By analyzing existing cross correlation between Federal Realty Investment and British American Tobacco, you can compare the effects of market volatilities on Federal Realty and British American and check how they will diversify away market risk if combined in the same portfolio for a given time horizon. You can also utilize pair trading strategies of matching a long position in Federal Realty with a short position of British American. Check out your portfolio center. Please also check ongoing floating volatility patterns of Federal Realty and British American.
Diversification Opportunities for Federal Realty and British American
0.53 | Correlation Coefficient |
Very weak diversification
The 3 months correlation between Federal and British is 0.53. Overlapping area represents the amount of risk that can be diversified away by holding Federal Realty Investment and British American Tobacco in the same portfolio, assuming nothing else is changed. The correlation between historical prices or returns on British American Tobacco and Federal Realty is a relative statistical measure of the degree to which these equity instruments tend to move together. The correlation coefficient measures the extent to which returns on Federal Realty Investment are associated (or correlated) with British American. Values of the correlation coefficient range from -1 to +1, where. The correlation of zero (0) is possible when the price movement of British American Tobacco has no effect on the direction of Federal Realty i.e., Federal Realty and British American go up and down completely randomly.

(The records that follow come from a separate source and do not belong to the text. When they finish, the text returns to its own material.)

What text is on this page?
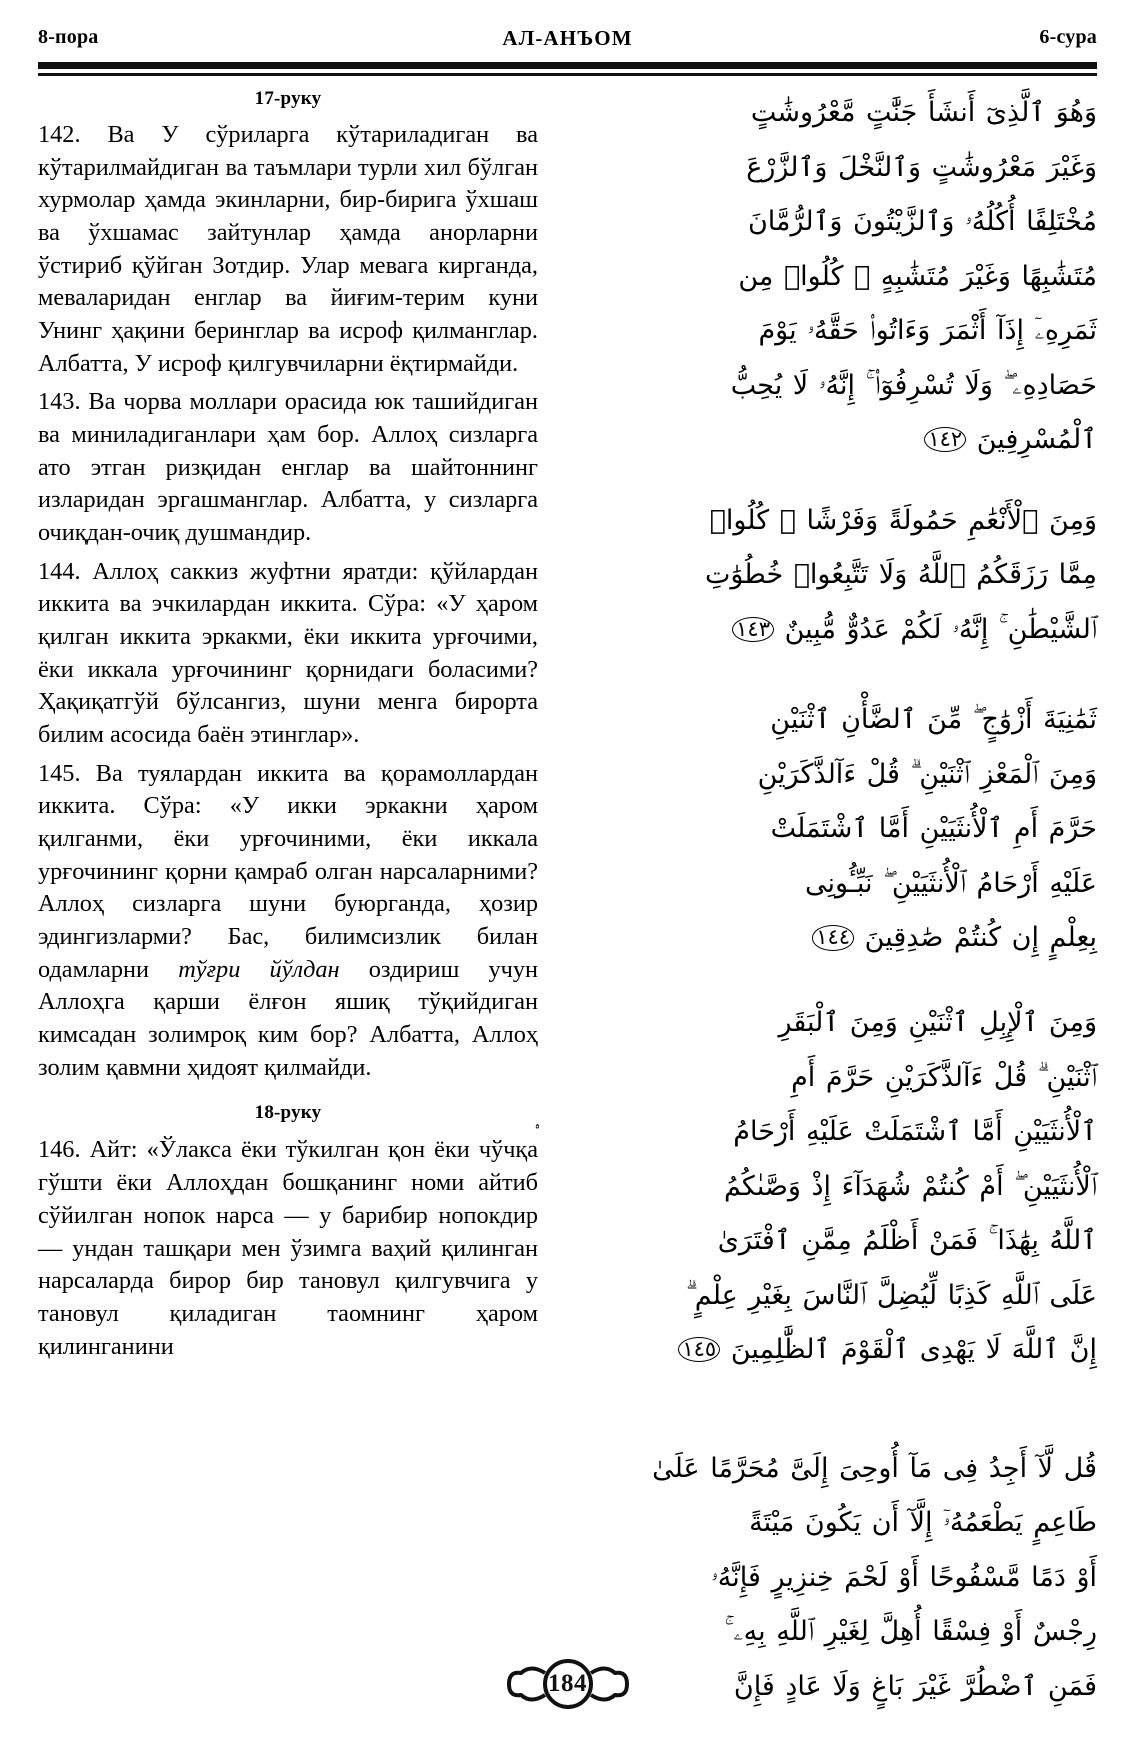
8-пора	АЛ-АНЪОМ	6-сура
17-руку

142. Ва У сўриларга кўтариладиган ва кўтарилмайдиган ва таъмлари турли хил бўлган хурмолар ҳамда экинларни, бир-бирига ўхшаш ва ўхшамас зайтунлар ҳамда анорларни ўстириб қўйган Зотдир. Улар мевага кирганда, меваларидан енглар ва йиғим-терим куни Унинг ҳақини беринглар ва исроф қилманглар. Албатта, У исроф қилгувчиларни ёқтирмайди.

143. Ва чорва моллари орасида юк ташийдиган ва миниладиганлари ҳам бор. Аллоҳ сизларга ато этган ризқидан енглар ва шайтоннинг изларидан эргашманглар. Албатта, у сизларга очиқдан-очиқ душмандир.

144. Аллоҳ саккиз жуфтни яратди: қўйлардан иккита ва эчкилардан иккита. Сўра: «У ҳаром қилган иккита эркакми, ёки иккита урғочими, ёки иккала урғочининг қорнидаги боласими? Ҳақиқатгўй бўлсангиз, шуни менга бирорта билим асосида баён этинглар».

145. Ва туялардан иккита ва қорамоллардан иккита. Сўра: «У икки эркакни ҳаром қилганми, ёки урғочиними, ёки иккала урғочининг қорни қамраб олган нарсаларними? Аллоҳ сизларга шуни буюрганда, ҳозир эдингизларми? Бас, билимсизлик билан одамларни тўғри йўлдан оздириш учун Аллоҳга қарши ёлғон яшиқ тўқийдиган кимсадан золимроқ ким бор? Албатта, Аллоҳ золим қавмни ҳидоят қилмайди.

18-руку

146. Айт: «Ўлакса ёки тўкилган қон ёки чўчқа гўшти ёки Аллоҳдан бошқанинг номи айтиб сўйилган нопок нарса — у барибир нопокдир — ундан ташқари мен ўзимга ваҳий қилинган нарсаларда бирор бир тановул қилгувчига у тановул қиладиган таомнинг ҳаром қилинганини

وَهُوَ ٱلَّذِىٓ أَنشَأَ جَنَّٰتٍ مَّعْرُوشَٰتٍ
وَغَيْرَ مَعْرُوشَٰتٍ وَٱلنَّخْلَ وَٱلزَّرْعَ
مُخْتَلِفًا أُكُلُهُۥ وَٱلزَّيْتُونَ وَٱلرُّمَّانَ
مُتَشَٰبِهًا وَغَيْرَ مُتَشَٰبِهٍ ۚ كُلُوا۟ مِن
ثَمَرِهِۦٓ إِذَآ أَثْمَرَ وَءَاتُوا۟ حَقَّهُۥ يَوْمَ
حَصَادِهِۦ ۖ وَلَا تُسْرِفُوٓا۟ ۚ إِنَّهُۥ لَا يُحِبُّ
ٱلْمُسْرِفِينَ ١٤٢
وَمِنَ ٱلْأَنْعَٰمِ حَمُولَةً وَفَرْشًا ۚ كُلُوا۟
مِمَّا رَزَقَكُمُ ٱللَّهُ وَلَا تَتَّبِعُوا۟ خُطُوَٰتِ
ٱلشَّيْطَٰنِ ۚ إِنَّهُۥ لَكُمْ عَدُوٌّ مُّبِينٌ ١٤٣
ثَمَٰنِيَةَ أَزْوَٰجٍ ۖ مِّنَ ٱلضَّأْنِ ٱثْنَيْنِ
وَمِنَ ٱلْمَعْزِ ٱثْنَيْنِ ۗ قُلْ ءَآلذَّكَرَيْنِ
حَرَّمَ أَمِ ٱلْأُنثَيَيْنِ أَمَّا ٱشْتَمَلَتْ
عَلَيْهِ أَرْحَامُ ٱلْأُنثَيَيْنِ ۖ نَبِّـُٔونِى
بِعِلْمٍ إِن كُنتُمْ صَٰدِقِينَ ١٤٤
وَمِنَ ٱلْإِبِلِ ٱثْنَيْنِ وَمِنَ ٱلْبَقَرِ
ٱثْنَيْنِ ۗ قُلْ ءَآلذَّكَرَيْنِ حَرَّمَ أَمِ
ٱلْأُنثَيَيْنِ أَمَّا ٱشْتَمَلَتْ عَلَيْهِ أَرْحَامُ
ٱلْأُنثَيَيْنِ ۖ أَمْ كُنتُمْ شُهَدَآءَ إِذْ وَصَّىٰكُمُ
ٱللَّهُ بِهَٰذَا ۚ فَمَنْ أَظْلَمُ مِمَّنِ ٱفْتَرَىٰ
عَلَى ٱللَّهِ كَذِبًا لِّيُضِلَّ ٱلنَّاسَ بِغَيْرِ عِلْمٍ ۗ
إِنَّ ٱللَّهَ لَا يَهْدِى ٱلْقَوْمَ ٱلظَّٰلِمِينَ ١٤٥
قُل لَّآ أَجِدُ فِى مَآ أُوحِىَ إِلَىَّ مُحَرَّمًا عَلَىٰ
طَاعِمٍ يَطْعَمُهُۥٓ إِلَّآ أَن يَكُونَ مَيْتَةً
أَوْ دَمًا مَّسْفُوحًا أَوْ لَحْمَ خِنزِيرٍ فَإِنَّهُۥ
رِجْسٌ أَوْ فِسْقًا أُهِلَّ لِغَيْرِ ٱللَّهِ بِهِۦ ۚ
فَمَنِ ٱضْطُرَّ غَيْرَ بَاغٍ وَلَا عَادٍ فَإِنَّ
184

Pair Corralation between Federal Realty and British American
Assuming the 90 days trading horizon Federal Realty is expected to generate 1.29 times less return on investment than British American. In addition to that, Federal Realty is 1.3 times more volatile than British American Tobacco. It trades about 0.39 of its total potential returns per unit of risk. British American Tobacco is currently generating about 0.65 per unit of volatility. If you would invest 3,503 in British American Tobacco on September 2, 2024 and sell it today you would earn a total of 294.00 from holding British American Tobacco or generate 8.39% return on investment over 90 days.
Time Period | 3 Months [change] |
Direction | Moves Together |
Strength | Weak |
Accuracy | 95.45% |
Values | Daily Returns |
Federal Realty Investment vs. British American Tobacco
Performance |
Timeline |
Federal Realty Investment |
British American Tobacco |
Federal Realty and British American Volatility Contrast
Predicted Return Density |
Returns |
Pair Trading with Federal Realty and British American
The main advantage of trading using opposite Federal Realty and British American positions is that it hedges away some unsystematic risk. Because of two separate transactions, even if Federal Realty position performs unexpectedly, British American can make up some of the losses. Pair trading also minimizes risk from directional movements in the market. For example, if an entire industry or sector drops because of unexpected headlines, the short position in British American will offset losses from the drop in British American's long position.Federal Realty vs. Uniper SE | Federal Realty vs. Mulberry Group PLC | Federal Realty vs. London Security Plc | Federal Realty vs. Triad Group PLC |
British American vs. Uniper SE | British American vs. Mulberry Group PLC | British American vs. London Security Plc | British American vs. Triad Group PLC |
Check out your portfolio center.Note that this page's information should be used as a complementary analysis to find the right mix of equity instruments to add to your existing portfolios or create a brand new portfolio. You can also try the Balance Of Power module to check stock momentum by analyzing Balance Of Power indicator and other technical ratios.